In an age of networks and soft power, this represents a sizeable demographic, and a well-educated and well-off one to boot. The government has clearly recognized this. In 2009, the first Global Irish Economic Forum was held to tap into the business know-how of expats, and has since taken place biannually.

More importantly, two years ago the first Minister for the Diaspora was appointed, tasked with taking overall charge of engagement efforts: no longer simply cultural ambassadors operating Irish bars abroad, emigrants are economic and political seeds to be cultivated. A referendum is planned next year on whether to grant them the right to vote from abroad in presidential elections.

Elsewhere, in Germany, the 3m-strong Turkish population has attracted renewed interest from the government of Recep Tayyip Erdogan in recent years. According to a 2014 paper by think tank SWP, Ankara now explicitly designates these Turks abroad as a “diaspora” rather than a scattered group, and adopts clear public diplomacy efforts, channelled through cultural centres, to tap their influence.

This has sometimes rankled in Berlin: although Ankara’s diaspora policy encourages citizens to learn German and integrate into German society, the underlying motivation is one of Turkish self-interest rather than benign assimilation. In a battle for the front-foot, German immigration policy clashes with Turkish emigration policy.

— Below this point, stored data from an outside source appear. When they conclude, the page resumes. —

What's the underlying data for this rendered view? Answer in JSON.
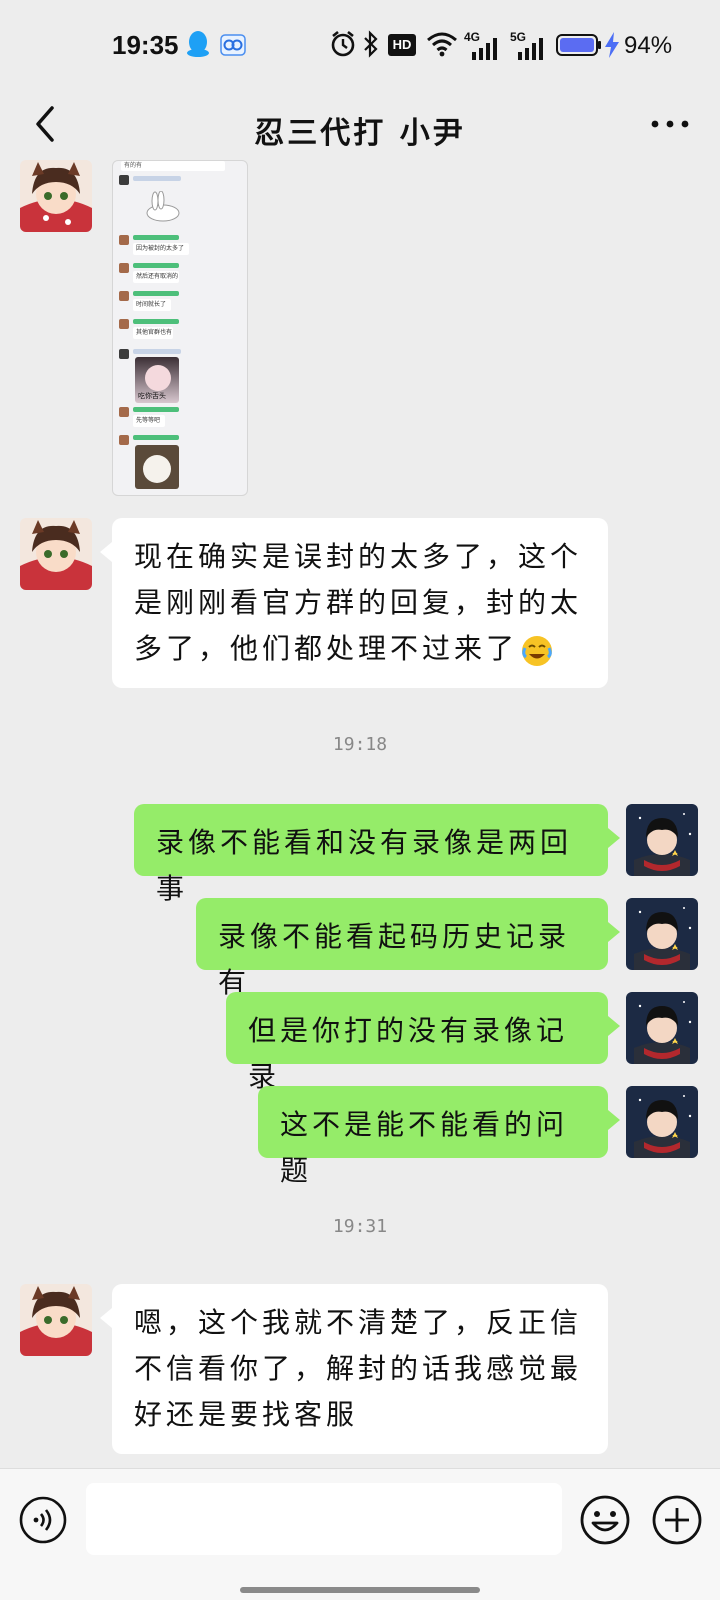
{
  "status_bar": {
    "time": "19:35",
    "battery_percent": "94%",
    "network_4g": "4G",
    "network_5g": "5G",
    "hd_badge": "HD"
  },
  "header": {
    "title": "忍三代打  小尹",
    "back_icon": "back-chevron-icon",
    "more_icon": "more-dots-icon"
  },
  "messages": [
    {
      "side": "in",
      "kind": "image",
      "description_icon": "chat-screenshot-image",
      "mini_texts": [
        "有的有",
        "因为被封的太多了",
        "然后还有取消的",
        "时间就长了",
        "其他官群也有",
        "先等等吧"
      ],
      "mini_caption": "吃你舌头"
    },
    {
      "side": "in",
      "kind": "text",
      "text": "现在确实是误封的太多了，这个是刚刚看官方群的回复，封的太多了，他们都处理不过来了"
    },
    {
      "kind": "time",
      "text": "19:18"
    },
    {
      "side": "out",
      "kind": "text",
      "text": "录像不能看和没有录像是两回事"
    },
    {
      "side": "out",
      "kind": "text",
      "text": "录像不能看起码历史记录有"
    },
    {
      "side": "out",
      "kind": "text",
      "text": "但是你打的没有录像记录"
    },
    {
      "side": "out",
      "kind": "text",
      "text": "这不是能不能看的问题"
    },
    {
      "kind": "time",
      "text": "19:31"
    },
    {
      "side": "in",
      "kind": "text",
      "text": "嗯，这个我就不清楚了，反正信不信看你了，解封的话我感觉最好还是要找客服"
    }
  ],
  "input_bar": {
    "placeholder": "",
    "value": ""
  },
  "colors": {
    "background": "#ededed",
    "outgoing_bubble": "#95ec69",
    "incoming_bubble": "#ffffff",
    "battery_fill": "#5b6cf2",
    "charging_bolt": "#4c6ef5",
    "qq_blue": "#1ea0f5"
  }
}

Intra-EU movements, largely unhampered by visa questions, have also become substantial enough to warrant attention. For example, hit hard by the economic downturn and austerity measures, many educated Spaniards and Portuguese have flocked to Northern European cities to seek employment.

London, a melting pot of diasporas from all over the world, is reportedly home to more French people than Bordeaux: together they would make up the sixth largest city in France. As countries continue to rebuild following the financial crisis, forging a connection to the skills and political power of such emigrants is a policy imperative.

And if no other EU country, aside from Ireland, has introduced a dedicated minister for this, the growing economic potentials may spur them to do so.

Diasporas have been around for millennia. Why are governments getting so interested now? And what does it mean for the future of citizenship, nationality, and identity?

Technology is one obvious game-changer. Diasporas not only have more options to keep in touch with their home country, but with so much of daily life now happening on virtual platforms, they also have less reason to integrate in their host society.

It is now almost feasible to ignore the surrounding communities and live quite comfortably in a bubble of media and connections from back home. This then works both ways, with governments increasingly willing to use such communications to maintain links. The “imagined spaces” of nations are morphing into “virtual spaces”, with unpredictable consequences for traditional models of integration.

Marco Funk, a researcher at the EU Institute for Security Studies in Brussels, says that the growing ease of mobility compounds the idea of “people moving from one country to another and staying there” as simply out-of-date.

The coming years, he says, will be marked by patterns of “circular migration”, where citizens hop from one country to another as whim and economic opportunity arise. Governments, especially in an increasingly stagnant Europe, will likely try to beef up links with this mobile generation, especially since it is often pulled from the more educated classes.

Fearing a “brain drain”, yet unable to keep the talent at home, they may foster a more fluid system of “brain exchange”: the diaspora as a mobile resource rather than physical loss.

Of course, none of this will be straightforward, especially at a time when a major fault-line around the world is the future of globalisation and migration. An uptick in nationalist tendencies may mean that diasporas will find themselves (once again) unwilling pawns on a political chessboard, protected or manipulated by governments back home while scapegoated by segments of their host societies.

But one thing is sure: even as walls are rebuilt, diasporas will not disappear, and governments are recognising their power. All politics may remain local, but the local now knows no bounds.